Beyond muscle repair, the work has advanced a broader concept in biofabrication through the use of electric fields as internal patterning tools. In the authors’ account, alignment arose from coupled electrical and mechanical effects. Electrical forces promoted migration and reorganisation of fibrin components, while intense stretching during jet formation elongated fibrin clusters into directional fibres. Together, these processes produced a microenvironment that cells could interpret without the need for added micropatterned moulds or prolonged external conditioning.

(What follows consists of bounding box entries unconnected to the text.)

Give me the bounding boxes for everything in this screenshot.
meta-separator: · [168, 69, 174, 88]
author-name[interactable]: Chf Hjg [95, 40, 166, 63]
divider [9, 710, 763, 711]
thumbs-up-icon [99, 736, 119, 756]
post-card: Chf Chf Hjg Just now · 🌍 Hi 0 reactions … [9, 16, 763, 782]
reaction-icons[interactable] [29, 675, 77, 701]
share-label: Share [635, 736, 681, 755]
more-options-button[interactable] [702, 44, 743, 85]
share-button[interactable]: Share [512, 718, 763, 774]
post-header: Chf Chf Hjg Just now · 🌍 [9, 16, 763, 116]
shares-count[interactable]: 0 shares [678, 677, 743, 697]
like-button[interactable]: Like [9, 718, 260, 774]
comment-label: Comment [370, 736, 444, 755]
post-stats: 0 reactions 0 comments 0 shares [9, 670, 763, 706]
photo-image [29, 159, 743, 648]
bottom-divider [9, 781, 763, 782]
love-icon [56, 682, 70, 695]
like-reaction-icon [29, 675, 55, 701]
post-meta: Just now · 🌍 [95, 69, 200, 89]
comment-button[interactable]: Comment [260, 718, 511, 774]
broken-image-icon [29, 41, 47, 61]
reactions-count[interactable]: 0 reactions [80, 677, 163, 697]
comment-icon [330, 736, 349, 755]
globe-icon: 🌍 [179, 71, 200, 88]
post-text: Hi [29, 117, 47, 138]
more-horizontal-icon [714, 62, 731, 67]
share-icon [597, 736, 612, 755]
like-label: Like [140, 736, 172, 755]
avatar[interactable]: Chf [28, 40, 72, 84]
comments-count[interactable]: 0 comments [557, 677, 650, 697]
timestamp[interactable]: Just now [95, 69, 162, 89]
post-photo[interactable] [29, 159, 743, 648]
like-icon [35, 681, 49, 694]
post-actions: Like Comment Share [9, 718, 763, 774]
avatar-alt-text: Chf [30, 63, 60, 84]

The molecular details that govern fibrin’s response to an electric field remain incompletely resolved and further optimisation will be needed to tune variables such as cell density, material formulation and longer-term stability and function after implantation. Even so, the study has offered a clear demonstration that electrohydrodynamic bioprinting can couple high-resolution fabrication with emergent biological order.
By treating the electric field as a design signal rather than merely a printing aid, the Xi’an Jiaotong University team has outlined a route to bioprint living skeletal muscle that better reflects native structure and function.